Um den Wal wurde eine 500-Meter-Sperrzone eingerichtet, für die auch ein Überflugverbot beispielsweise für Drohnen gilt. Am Donnerstag sollte dem Landesumweltministerium zufolge ein Vermessungsboot die Umgebung des Tieres "schonend" sondieren, ohne es zu stören. "Dabei handelt es sich um vorbereitende Maßnahmen, um den Tierkörper später bergen zu können", erklärte Umweltminister Till Backhaus (SPD).

Backhaus betonte zugleich: "Bis zur letzten Minute werden alle ernst zu nehmenden Hinweise, die dem Tier helfen könnten, entgegengenommen und geprüft."

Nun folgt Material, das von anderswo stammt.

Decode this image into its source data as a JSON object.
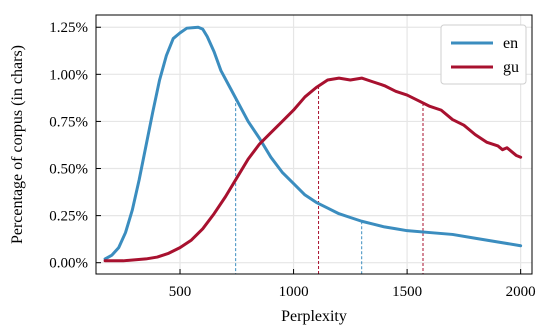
{
  "chart_data": {
    "type": "line",
    "xlabel": "Perplexity",
    "ylabel": "Percentage of corpus (in chars)",
    "xlim": [
      130,
      2050
    ],
    "ylim": [
      -0.0006,
      0.01315
    ],
    "x_ticks": [
      500,
      1000,
      1500,
      2000
    ],
    "x_tick_labels": [
      "500",
      "1000",
      "1500",
      "2000"
    ],
    "y_ticks": [
      0,
      0.0025,
      0.005,
      0.0075,
      0.01,
      0.0125
    ],
    "y_tick_labels": [
      "0.00%",
      "0.25%",
      "0.50%",
      "0.75%",
      "1.00%",
      "1.25%"
    ],
    "grid": true,
    "legend_position": "top-right",
    "series": [
      {
        "name": "en",
        "color": "#3b8dbf",
        "x": [
          170,
          200,
          230,
          260,
          290,
          320,
          350,
          380,
          410,
          440,
          470,
          500,
          530,
          560,
          580,
          600,
          620,
          650,
          680,
          720,
          760,
          800,
          850,
          900,
          950,
          1000,
          1050,
          1100,
          1150,
          1200,
          1250,
          1300,
          1350,
          1400,
          1450,
          1500,
          1600,
          1700,
          1800,
          1900,
          2000
        ],
        "y": [
          0.0002,
          0.0004,
          0.0008,
          0.0016,
          0.0028,
          0.0044,
          0.0062,
          0.008,
          0.0097,
          0.011,
          0.0119,
          0.0122,
          0.01245,
          0.01248,
          0.0125,
          0.0124,
          0.012,
          0.0112,
          0.0102,
          0.0093,
          0.0084,
          0.0075,
          0.0066,
          0.0056,
          0.0048,
          0.0042,
          0.0036,
          0.0032,
          0.0029,
          0.0026,
          0.0024,
          0.0022,
          0.00205,
          0.0019,
          0.0018,
          0.0017,
          0.0016,
          0.0015,
          0.0013,
          0.0011,
          0.0009
        ]
      },
      {
        "name": "gu",
        "color": "#a8112f",
        "x": [
          170,
          250,
          350,
          400,
          450,
          500,
          550,
          600,
          650,
          700,
          750,
          800,
          850,
          900,
          950,
          1000,
          1050,
          1100,
          1150,
          1200,
          1250,
          1300,
          1350,
          1400,
          1450,
          1500,
          1550,
          1600,
          1650,
          1700,
          1750,
          1800,
          1850,
          1900,
          1920,
          1940,
          1960,
          1980,
          2000
        ],
        "y": [
          0.0001,
          0.0001,
          0.0002,
          0.0003,
          0.0005,
          0.0008,
          0.0012,
          0.0018,
          0.0026,
          0.0035,
          0.0045,
          0.0055,
          0.0063,
          0.0069,
          0.0075,
          0.0081,
          0.0088,
          0.0093,
          0.0097,
          0.0098,
          0.0097,
          0.0098,
          0.0096,
          0.0094,
          0.0091,
          0.0089,
          0.0086,
          0.0083,
          0.0081,
          0.0076,
          0.0073,
          0.0068,
          0.0064,
          0.0062,
          0.006,
          0.0061,
          0.0059,
          0.0057,
          0.0056
        ]
      }
    ],
    "markers": [
      {
        "x": 745,
        "series": "en",
        "color": "#3b8dbf"
      },
      {
        "x": 1300,
        "series": "en",
        "color": "#3b8dbf"
      },
      {
        "x": 1110,
        "series": "gu",
        "color": "#a8112f"
      },
      {
        "x": 1570,
        "series": "gu",
        "color": "#a8112f"
      }
    ]
  }
}
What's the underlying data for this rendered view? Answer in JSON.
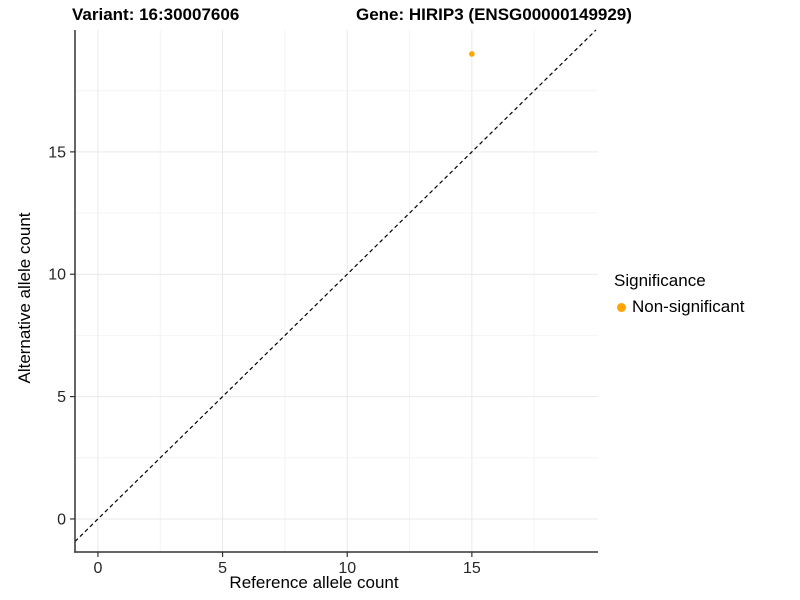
{
  "titles": {
    "variant": "Variant: 16:30007606",
    "gene": "Gene: HIRIP3 (ENSG00000149929)"
  },
  "chart_data": {
    "type": "scatter",
    "xlabel": "Reference allele count",
    "ylabel": "Alternative allele count",
    "xlim": [
      -0.92,
      20.06
    ],
    "ylim": [
      -1.35,
      19.98
    ],
    "x_ticks": [
      0,
      5,
      10,
      15
    ],
    "y_ticks": [
      0,
      5,
      10,
      15
    ],
    "x_minor_ticks": [
      2.5,
      7.5,
      12.5,
      17.5
    ],
    "y_minor_ticks": [
      2.5,
      7.5,
      12.5,
      17.5
    ],
    "grid": "major+minor",
    "reference_line": {
      "kind": "identity",
      "style": "dashed",
      "color": "#000000"
    },
    "series": [
      {
        "name": "Non-significant",
        "color": "#FFA500",
        "points": [
          {
            "x": 15,
            "y": 19
          }
        ]
      }
    ],
    "legend": {
      "title": "Significance",
      "position": "right",
      "entries": [
        {
          "label": "Non-significant",
          "color": "#FFA500"
        }
      ]
    }
  },
  "colors": {
    "background": "#FFFFFF",
    "grid_major": "#E9E9E9",
    "grid_minor": "#F4F4F4",
    "axis_line": "#333333",
    "tick_label": "#262626",
    "point": "#FFA500"
  }
}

Der etwa zwölf bis 15 Meter lange Buckelwal irrt nach Behördenangaben seit rund vier Wochen durch die Ostsee. Am Montag vergangener Woche strandete das Tier zunächst vor der schleswig-holsteinischen Küste auf einer Sandbank. Nachdem er dort mit Baggern wieder befreit wurde, saß er seit Samstag vor Mecklenburg-Vorpommern in der Wismarer Bucht fest.

Am Montagabend hatte sich das zunehmend geschwächte und wohl auch kranke Tier nochmals aus eigener Kraft vom Meeresgrund gelöst und war für einige Stunden verschwunden, bevor es am Dienstag in die Wismarer Bucht zurückkehrte und sich vor Poel bei Wismar erneut auf Grund legte.